Sunday, September 18, 2011

Review: Bangkok Kung Fu


  • Directed by Yuthlert Sippapak
  • Starring Arak Amornsupasiri, Athigit Pringprom, Wisawa Taiyanonnt, Kaew Sirimongkonsakol, Mario Maurer
  • Released in Thai cinemas on September 1, 2011; rated 15+
  • Wise Kwai's rating: 2/5

Despite its title, Bangkok Kung Fu (บางกอกกังฟู) isn't a martial-arts film. Instead, it's a rather dull teenage romantic melodrama.

Director Yuthlert Sippapak throws in a few entertaining twists, but the purpose of the movie is to showcase the teen-idol singers from Kamikaze, the record label of music company RS Public, parent of studio Film R Us. They aren't stunt players, so they just stand there and make kung-fu poses while CGI waves of energy emanate from their hands, like they are The Last Airbender.

The story starts off pretty gritty, though, and echoes Slumdog Millionaire, with four boys forced by ruthless gangsters to work as beggars in Bangkok's Chinatown. When they misbehave, the four are each given different disabilities. One is slapped upside the head so hard his brain is damaged. Another's ears are boxed so severely, he's made deaf. One boy has his tongue cut off with pruning shears. And the fourth has his eyes gouged out with bamboo skewers.

They are rescued from further harm by an elderly kung-fu master, and taken in and raised by him along with a fifth kid, a little girl.

Flash-forward to years later, and the kids are all grown up but have split apart over that girl.

The speech-impaired guy ("Pe" Arak Armornsupasiri) is working as a freelance assassin, and he's given the coolest move in the movie, when he throws a chopstick and impales it into a foreigner's forehead.

The deaf guy ("Tomo" Wisawa Taiyanonnt from K-Otic) and his blind blood brother (Athigit "Bank Black Vanilla" Pringprom) are on a fruitless search for vengeance against the gangsters who harmed them.

The brain-damaged boy (Mario Maurer) is still living with the master, and despite his mental deficencies – he doesn't go full retard, but almost – is still hoping the old man will teach him kung fu.

And the girl (Faye Fan Kaew singer Kaew Sirimongkonsakol), who has the cool skill of levitation, has no interest in martial arts. She's instead entering music contests and auditioning to be a rap singer, even though hip-hop is clearly not her style.

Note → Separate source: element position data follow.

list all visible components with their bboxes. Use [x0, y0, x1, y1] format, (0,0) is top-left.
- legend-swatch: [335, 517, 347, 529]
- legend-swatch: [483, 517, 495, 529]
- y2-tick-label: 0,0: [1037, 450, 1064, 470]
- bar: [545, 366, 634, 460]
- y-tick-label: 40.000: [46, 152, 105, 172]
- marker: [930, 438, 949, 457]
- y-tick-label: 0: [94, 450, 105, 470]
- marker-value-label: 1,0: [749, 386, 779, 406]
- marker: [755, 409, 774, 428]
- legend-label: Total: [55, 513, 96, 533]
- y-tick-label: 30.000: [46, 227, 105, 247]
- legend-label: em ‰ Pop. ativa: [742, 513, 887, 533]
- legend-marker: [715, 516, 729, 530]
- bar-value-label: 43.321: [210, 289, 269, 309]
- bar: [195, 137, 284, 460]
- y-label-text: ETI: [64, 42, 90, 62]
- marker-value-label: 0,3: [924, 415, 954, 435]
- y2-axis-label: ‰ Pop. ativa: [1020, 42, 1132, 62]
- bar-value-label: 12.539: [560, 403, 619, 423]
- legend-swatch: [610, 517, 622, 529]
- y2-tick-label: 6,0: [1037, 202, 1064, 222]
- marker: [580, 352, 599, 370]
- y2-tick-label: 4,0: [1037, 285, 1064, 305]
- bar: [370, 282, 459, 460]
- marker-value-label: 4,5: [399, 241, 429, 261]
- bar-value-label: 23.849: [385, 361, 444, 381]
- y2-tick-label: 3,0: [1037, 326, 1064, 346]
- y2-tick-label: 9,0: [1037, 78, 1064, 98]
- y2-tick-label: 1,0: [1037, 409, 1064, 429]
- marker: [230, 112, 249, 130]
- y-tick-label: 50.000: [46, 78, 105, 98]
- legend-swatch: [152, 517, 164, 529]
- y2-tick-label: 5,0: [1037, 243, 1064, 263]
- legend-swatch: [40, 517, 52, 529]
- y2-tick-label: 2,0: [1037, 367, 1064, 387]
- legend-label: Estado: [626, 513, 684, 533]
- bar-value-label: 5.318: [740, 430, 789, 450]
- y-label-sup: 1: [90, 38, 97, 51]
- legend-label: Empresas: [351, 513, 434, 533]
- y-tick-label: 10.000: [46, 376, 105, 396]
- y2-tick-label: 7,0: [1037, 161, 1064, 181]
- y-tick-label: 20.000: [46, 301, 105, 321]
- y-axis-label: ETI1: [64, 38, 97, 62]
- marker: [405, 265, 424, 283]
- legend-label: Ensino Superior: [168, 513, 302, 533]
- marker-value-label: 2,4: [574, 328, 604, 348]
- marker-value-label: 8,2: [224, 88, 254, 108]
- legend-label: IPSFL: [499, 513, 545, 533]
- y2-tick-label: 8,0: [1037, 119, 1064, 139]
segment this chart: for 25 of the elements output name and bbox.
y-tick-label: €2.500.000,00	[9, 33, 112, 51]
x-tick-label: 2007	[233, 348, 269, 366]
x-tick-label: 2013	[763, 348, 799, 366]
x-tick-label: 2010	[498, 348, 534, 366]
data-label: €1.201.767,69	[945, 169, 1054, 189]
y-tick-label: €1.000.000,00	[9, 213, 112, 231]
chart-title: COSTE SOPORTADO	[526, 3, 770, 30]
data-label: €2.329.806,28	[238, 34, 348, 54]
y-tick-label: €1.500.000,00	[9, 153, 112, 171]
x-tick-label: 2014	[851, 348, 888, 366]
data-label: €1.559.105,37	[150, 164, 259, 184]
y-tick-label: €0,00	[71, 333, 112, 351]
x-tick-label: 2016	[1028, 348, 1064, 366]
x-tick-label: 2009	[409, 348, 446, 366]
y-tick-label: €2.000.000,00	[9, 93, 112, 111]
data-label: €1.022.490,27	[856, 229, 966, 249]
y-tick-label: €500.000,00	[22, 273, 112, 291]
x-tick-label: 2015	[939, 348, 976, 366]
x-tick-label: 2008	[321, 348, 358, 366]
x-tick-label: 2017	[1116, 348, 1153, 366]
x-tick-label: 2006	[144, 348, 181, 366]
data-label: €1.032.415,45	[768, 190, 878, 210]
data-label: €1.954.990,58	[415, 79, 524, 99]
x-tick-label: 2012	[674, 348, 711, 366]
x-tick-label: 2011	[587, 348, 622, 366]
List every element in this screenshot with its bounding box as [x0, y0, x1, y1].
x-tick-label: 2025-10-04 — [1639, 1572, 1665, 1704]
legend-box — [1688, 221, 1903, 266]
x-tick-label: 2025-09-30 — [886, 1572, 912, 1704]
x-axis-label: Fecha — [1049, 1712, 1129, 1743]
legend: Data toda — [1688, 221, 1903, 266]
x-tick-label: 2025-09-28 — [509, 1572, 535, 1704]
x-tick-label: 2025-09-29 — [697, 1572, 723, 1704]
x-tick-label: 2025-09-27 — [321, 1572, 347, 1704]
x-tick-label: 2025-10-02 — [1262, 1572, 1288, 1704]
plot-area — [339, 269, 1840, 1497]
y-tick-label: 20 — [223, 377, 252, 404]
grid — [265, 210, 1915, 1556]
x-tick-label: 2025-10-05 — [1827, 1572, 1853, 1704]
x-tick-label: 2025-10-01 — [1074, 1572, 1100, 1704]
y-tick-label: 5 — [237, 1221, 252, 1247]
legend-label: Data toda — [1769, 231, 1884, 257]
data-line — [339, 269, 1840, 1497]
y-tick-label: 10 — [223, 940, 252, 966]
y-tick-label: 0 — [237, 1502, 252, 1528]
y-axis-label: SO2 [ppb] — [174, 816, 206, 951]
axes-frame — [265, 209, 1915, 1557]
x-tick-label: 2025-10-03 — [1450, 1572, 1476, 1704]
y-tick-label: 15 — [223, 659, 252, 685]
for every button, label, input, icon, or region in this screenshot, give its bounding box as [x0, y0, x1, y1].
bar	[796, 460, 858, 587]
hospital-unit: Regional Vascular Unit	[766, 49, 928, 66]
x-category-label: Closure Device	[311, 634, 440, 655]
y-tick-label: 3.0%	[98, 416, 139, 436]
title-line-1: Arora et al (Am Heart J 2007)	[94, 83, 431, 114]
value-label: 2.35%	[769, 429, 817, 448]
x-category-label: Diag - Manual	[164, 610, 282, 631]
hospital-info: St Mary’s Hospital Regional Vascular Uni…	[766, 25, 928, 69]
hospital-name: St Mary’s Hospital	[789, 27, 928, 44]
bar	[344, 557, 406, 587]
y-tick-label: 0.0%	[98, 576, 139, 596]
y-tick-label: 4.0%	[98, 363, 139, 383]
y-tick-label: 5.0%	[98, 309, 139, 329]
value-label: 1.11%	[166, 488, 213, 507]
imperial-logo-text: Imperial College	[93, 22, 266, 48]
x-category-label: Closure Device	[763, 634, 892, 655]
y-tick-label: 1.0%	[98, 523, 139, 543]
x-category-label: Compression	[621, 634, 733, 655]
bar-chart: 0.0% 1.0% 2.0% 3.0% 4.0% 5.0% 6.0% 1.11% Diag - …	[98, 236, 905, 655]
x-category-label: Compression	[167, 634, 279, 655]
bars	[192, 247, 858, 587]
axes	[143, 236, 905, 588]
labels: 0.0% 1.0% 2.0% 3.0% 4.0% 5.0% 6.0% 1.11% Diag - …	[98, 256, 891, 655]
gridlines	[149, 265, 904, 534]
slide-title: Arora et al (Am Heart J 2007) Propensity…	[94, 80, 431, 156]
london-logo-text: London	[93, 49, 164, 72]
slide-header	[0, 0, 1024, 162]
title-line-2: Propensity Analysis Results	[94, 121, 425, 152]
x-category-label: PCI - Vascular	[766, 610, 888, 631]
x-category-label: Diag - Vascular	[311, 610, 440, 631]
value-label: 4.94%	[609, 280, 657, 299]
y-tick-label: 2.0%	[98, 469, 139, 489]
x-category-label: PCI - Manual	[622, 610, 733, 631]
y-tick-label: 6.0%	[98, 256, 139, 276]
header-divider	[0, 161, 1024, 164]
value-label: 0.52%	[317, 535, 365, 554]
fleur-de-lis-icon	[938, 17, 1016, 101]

The story becomes quite complicated, but it involves a few lame fights, that quest for vengeance, a search for a healing elixir known as "dragon's tears" and the heartthrob characters sitting around, playing with marbles and brooding.

Eventually, some somersaulting monkey-mask-clad martial artists turn up to make things somewhat exciting again. They are doing the bidding of a white dude with a scary ponytail, who wants to eat the hearts of the brain-damaged kid and the girl and gain their powers.

I would have offered my heart if it would have made the movie end a bit quicker.